Esse planejamento não deve ser escrito em pedra, esteja sempre pronto para calibrá-lo tendo em vista que fluxo de aprendizado do seu público-alvo é sempre diferente do seu. Mesmo porque, como desenvolvedor você está sempre testando seu próprio jogo e sempre adquirindo uma habilidade irreal para alguém que irá jogar seu jogo casualmente. Embora você sempre tente simular essas capacidade é legal sempre aferir suas predições.

O teste local

Fazemos isso assistindo pessoas que são do público jogando o jogo sem interferirmos, de qualquer forma que seja. Não importa o quanto você esteja se coçando para dar uma dica, se você interferir você já não vai ter um resultado objetivo desse teste. O jogo tem que estar claro e não ser muito frustrante, seja por estar muito difícil ou muito fácil. Lembre que como cada pessoa é diferente, mesmo dentro seu público haverá pessoas achando algo fácil e outras difícil, então tente mirar sempre para o meio termo aqui.

Outra coisa, lembre-se que você só consegue a experiência de primeiro contato uma vez com cada pessoa. Então, não teste o jogo com todos seus contatos que fazem parte do público alvo de uma vez. Teste com alguns e vá guardando uns "virgens" para build mais avançadas do projeto. É sempre útil ter pelo menos um par de olhos fresco a cada grande teste.

O teste online

Nem sempre conhecemos ao vivo várias pessoas que fazem parte do nosso público, então por isso as vezes acabamos colocando uma build online e esperando o melhor. Embora com uma build online você consiga atingir muitas mais pessoas, você dificilmente poderá captar a expressão do rosto ou onde a pessoa ficou mais frustrada ou mais impressionada. No melhor dos casos, você vai receber um email detalhado do que a pessoa gostou e do que não; no pior, vai receber uma rating negativa.

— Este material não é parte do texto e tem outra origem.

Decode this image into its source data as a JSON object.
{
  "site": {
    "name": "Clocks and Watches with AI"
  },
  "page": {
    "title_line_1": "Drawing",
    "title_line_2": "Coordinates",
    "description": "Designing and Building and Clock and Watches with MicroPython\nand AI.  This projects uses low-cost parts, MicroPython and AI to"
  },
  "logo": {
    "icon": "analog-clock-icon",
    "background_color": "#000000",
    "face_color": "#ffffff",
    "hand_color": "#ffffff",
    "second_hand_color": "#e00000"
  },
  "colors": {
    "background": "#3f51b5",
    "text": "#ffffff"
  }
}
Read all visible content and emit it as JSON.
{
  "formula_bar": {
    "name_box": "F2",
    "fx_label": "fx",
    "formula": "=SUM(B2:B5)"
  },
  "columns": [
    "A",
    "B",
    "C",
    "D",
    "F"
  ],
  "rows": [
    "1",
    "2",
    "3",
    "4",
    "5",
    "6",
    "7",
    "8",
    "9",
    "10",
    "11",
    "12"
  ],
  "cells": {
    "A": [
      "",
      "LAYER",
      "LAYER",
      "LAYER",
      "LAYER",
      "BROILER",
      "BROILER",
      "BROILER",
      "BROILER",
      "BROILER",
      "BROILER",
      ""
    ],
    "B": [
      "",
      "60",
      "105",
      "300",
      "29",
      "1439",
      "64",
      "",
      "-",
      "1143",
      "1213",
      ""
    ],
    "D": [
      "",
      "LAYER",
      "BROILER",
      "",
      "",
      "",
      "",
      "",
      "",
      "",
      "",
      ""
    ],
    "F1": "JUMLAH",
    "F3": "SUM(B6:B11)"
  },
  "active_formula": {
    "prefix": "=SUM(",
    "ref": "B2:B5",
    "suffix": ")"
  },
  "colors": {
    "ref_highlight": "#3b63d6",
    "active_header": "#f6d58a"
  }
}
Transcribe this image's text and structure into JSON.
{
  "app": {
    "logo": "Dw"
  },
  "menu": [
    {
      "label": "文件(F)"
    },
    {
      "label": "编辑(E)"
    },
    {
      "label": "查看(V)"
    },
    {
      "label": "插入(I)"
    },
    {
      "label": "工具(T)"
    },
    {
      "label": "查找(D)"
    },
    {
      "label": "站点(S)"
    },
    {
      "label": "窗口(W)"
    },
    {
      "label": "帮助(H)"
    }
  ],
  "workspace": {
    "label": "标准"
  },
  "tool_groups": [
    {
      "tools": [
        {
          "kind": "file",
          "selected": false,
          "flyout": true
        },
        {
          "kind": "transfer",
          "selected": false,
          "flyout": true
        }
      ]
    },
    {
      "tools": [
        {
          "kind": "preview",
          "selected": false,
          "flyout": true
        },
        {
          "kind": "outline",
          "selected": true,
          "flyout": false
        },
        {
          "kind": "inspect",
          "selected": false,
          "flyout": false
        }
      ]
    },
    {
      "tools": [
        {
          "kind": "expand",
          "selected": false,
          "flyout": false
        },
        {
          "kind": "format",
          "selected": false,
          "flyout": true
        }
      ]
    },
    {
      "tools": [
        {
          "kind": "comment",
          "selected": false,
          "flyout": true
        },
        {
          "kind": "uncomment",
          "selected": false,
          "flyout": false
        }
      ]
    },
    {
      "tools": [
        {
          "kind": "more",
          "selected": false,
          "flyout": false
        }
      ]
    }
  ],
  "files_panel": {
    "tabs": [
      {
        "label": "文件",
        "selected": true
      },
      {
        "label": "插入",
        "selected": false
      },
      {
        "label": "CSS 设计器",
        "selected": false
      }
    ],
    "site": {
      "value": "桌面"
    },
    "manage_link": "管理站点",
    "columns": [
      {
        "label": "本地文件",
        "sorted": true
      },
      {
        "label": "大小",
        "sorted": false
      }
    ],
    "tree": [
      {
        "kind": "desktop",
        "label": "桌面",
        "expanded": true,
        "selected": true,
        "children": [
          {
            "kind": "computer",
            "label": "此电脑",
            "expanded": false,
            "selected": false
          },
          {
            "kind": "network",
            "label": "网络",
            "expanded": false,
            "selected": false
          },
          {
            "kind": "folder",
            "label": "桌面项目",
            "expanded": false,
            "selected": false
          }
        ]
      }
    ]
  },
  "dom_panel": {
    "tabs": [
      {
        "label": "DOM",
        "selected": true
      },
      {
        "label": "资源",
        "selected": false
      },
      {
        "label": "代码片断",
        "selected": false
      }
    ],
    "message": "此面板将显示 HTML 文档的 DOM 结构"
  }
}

No teste online não há muito parâmetro geral para nada. Você pode mandar para alguns amigos e dar instruções gerais de coisas que você quer saber, você pode colocar a build em uma plataforma aberta e pública como o itch.io ou até o twitter e esperar que estranhos anônimos dividam a experiências deles com você ou outro método a sua escolha. O importante é tentar entender por meio de todos esses pedacinhos de feedback se o jogo está causando o flow para uma parte razoável dos jogadores e, se não está, o porquê disso.